I'm less interested in what happens after you meet. Maybe you like them, maybe you just want to chat, and maybe you're like, "This is not for me, I want to get out of here."

If Grindr is at least partly being used to meet guys and hook up, how will this project you're launching work for straight women?

Well, this new app is an evolution: taking what we know from Grindr and putting it on the next level. It's not even focused on dating. Its code name is Project Amicus, and it's a lot more about friendship, like a girl meeting another girl, and they are both straight. Or she can meet a gay guy, or whatever. It's really about helping you meet people.
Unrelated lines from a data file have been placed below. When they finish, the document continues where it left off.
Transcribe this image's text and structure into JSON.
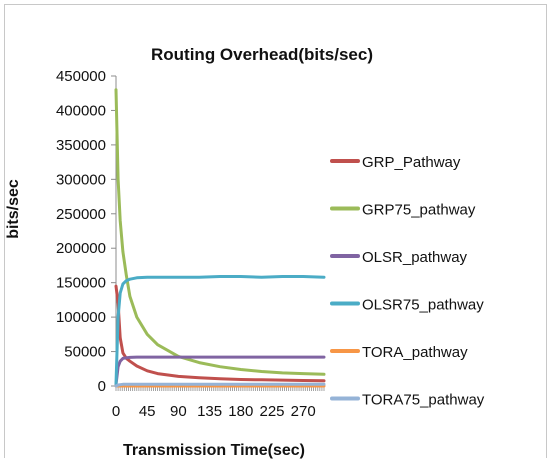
{
  "chart_data": {
    "type": "line",
    "title": "Routing Overhead(bits/sec)",
    "xlabel": "Transmission Time(sec)",
    "ylabel": "bits/sec",
    "x_ticks": [
      0,
      45,
      90,
      135,
      180,
      225,
      270
    ],
    "y_ticks": [
      0,
      50000,
      100000,
      150000,
      200000,
      250000,
      300000,
      350000,
      400000,
      450000
    ],
    "y_tick_labels": [
      "0",
      "50000",
      "100000",
      "150000",
      "200000",
      "250000",
      "300000",
      "350000",
      "400000",
      "450000"
    ],
    "xlim": [
      0,
      300
    ],
    "ylim": [
      0,
      450000
    ],
    "legend_position": "right",
    "series": [
      {
        "name": "GRP_Pathway",
        "color": "#c0504d",
        "x": [
          0,
          3,
          6,
          10,
          15,
          20,
          30,
          45,
          60,
          90,
          120,
          150,
          180,
          210,
          240,
          270,
          300
        ],
        "y": [
          145000,
          120000,
          70000,
          48000,
          40000,
          36000,
          29000,
          22000,
          18000,
          14000,
          12000,
          10500,
          9500,
          9000,
          8500,
          8000,
          7500
        ]
      },
      {
        "name": "GRP75_pathway",
        "color": "#9bbb59",
        "x": [
          0,
          3,
          6,
          10,
          15,
          20,
          30,
          45,
          60,
          90,
          120,
          150,
          180,
          210,
          240,
          270,
          300
        ],
        "y": [
          430000,
          300000,
          240000,
          195000,
          160000,
          130000,
          100000,
          75000,
          60000,
          43000,
          34000,
          28000,
          24000,
          21000,
          19000,
          18000,
          17000
        ]
      },
      {
        "name": "OLSR_pathway",
        "color": "#8064a2",
        "x": [
          0,
          3,
          6,
          10,
          15,
          20,
          30,
          45,
          60,
          90,
          120,
          150,
          180,
          210,
          240,
          270,
          300
        ],
        "y": [
          2000,
          28000,
          36000,
          40000,
          41000,
          41500,
          42000,
          42000,
          42000,
          42000,
          42000,
          42000,
          42000,
          42000,
          42000,
          42000,
          42000
        ]
      },
      {
        "name": "OLSR75_pathway",
        "color": "#4bacc6",
        "x": [
          0,
          3,
          6,
          10,
          15,
          20,
          30,
          45,
          60,
          90,
          120,
          150,
          180,
          210,
          240,
          270,
          300
        ],
        "y": [
          3000,
          100000,
          135000,
          148000,
          153000,
          155000,
          157000,
          158000,
          158000,
          158000,
          158000,
          159000,
          159000,
          158000,
          159000,
          159000,
          158000
        ]
      },
      {
        "name": "TORA_pathway",
        "color": "#f79646",
        "x": [
          0,
          30,
          60,
          90,
          120,
          150,
          180,
          210,
          240,
          270,
          300
        ],
        "y": [
          0,
          0,
          0,
          0,
          0,
          0,
          0,
          0,
          0,
          0,
          0
        ]
      },
      {
        "name": "TORA75_pathway",
        "color": "#95b3d7",
        "x": [
          0,
          3,
          10,
          20,
          30,
          60,
          90,
          120,
          150,
          180,
          210,
          240,
          270,
          300
        ],
        "y": [
          0,
          1500,
          2500,
          2500,
          2500,
          2500,
          2500,
          2500,
          2500,
          2500,
          2500,
          2500,
          2500,
          2500
        ]
      }
    ]
  }
}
There is that issue right now, of "How do I meet new people? Where should I go? What should I do? I'm bored!" And it's really a tool to help you figure that out.

Will Project Amicus be open to men too, then?

Yes, though we've spent a lot of time thinking about women when developing this project. I'm a guy; I have a harder time getting into the mind-set of a woman. We've definitely made extra efforts to think about the woman: what she wants, what she's comfortable with, who she wants to socialize with.

In terms of making a "Grindr for women," I think, "Well, isn't locating the nearest straight dude just called 'Going to a bar'?"

Right. Well, I still think of both programs in terms of someone who wants to meet new people, people they want to meet, that special someone, someone to spend time with.

So you don't think of Grindr as being focused on hookups or one-night stands?

I don't care what people do, as long as it's legal. You know, I'm happy people are using the program. It's a whatever-you-want-it-to-be app. Some people want to hook up, some want to network professionally. You know we did a survey, and the majority of people said they used Grindr to find friends. It's all kinds of things.

So if it's a friend thing, will Grindr's app feed its profiles into Project Amicus?

No. They are two separate apps.

So there is a distinction in terms of the purpose of what these two programs are supposed to do?

The new project is a social app. Grindr is somewhere between a geo-social app and a dating tool. People from Grindr can join the new project, but we keep them separate, because they are two different things.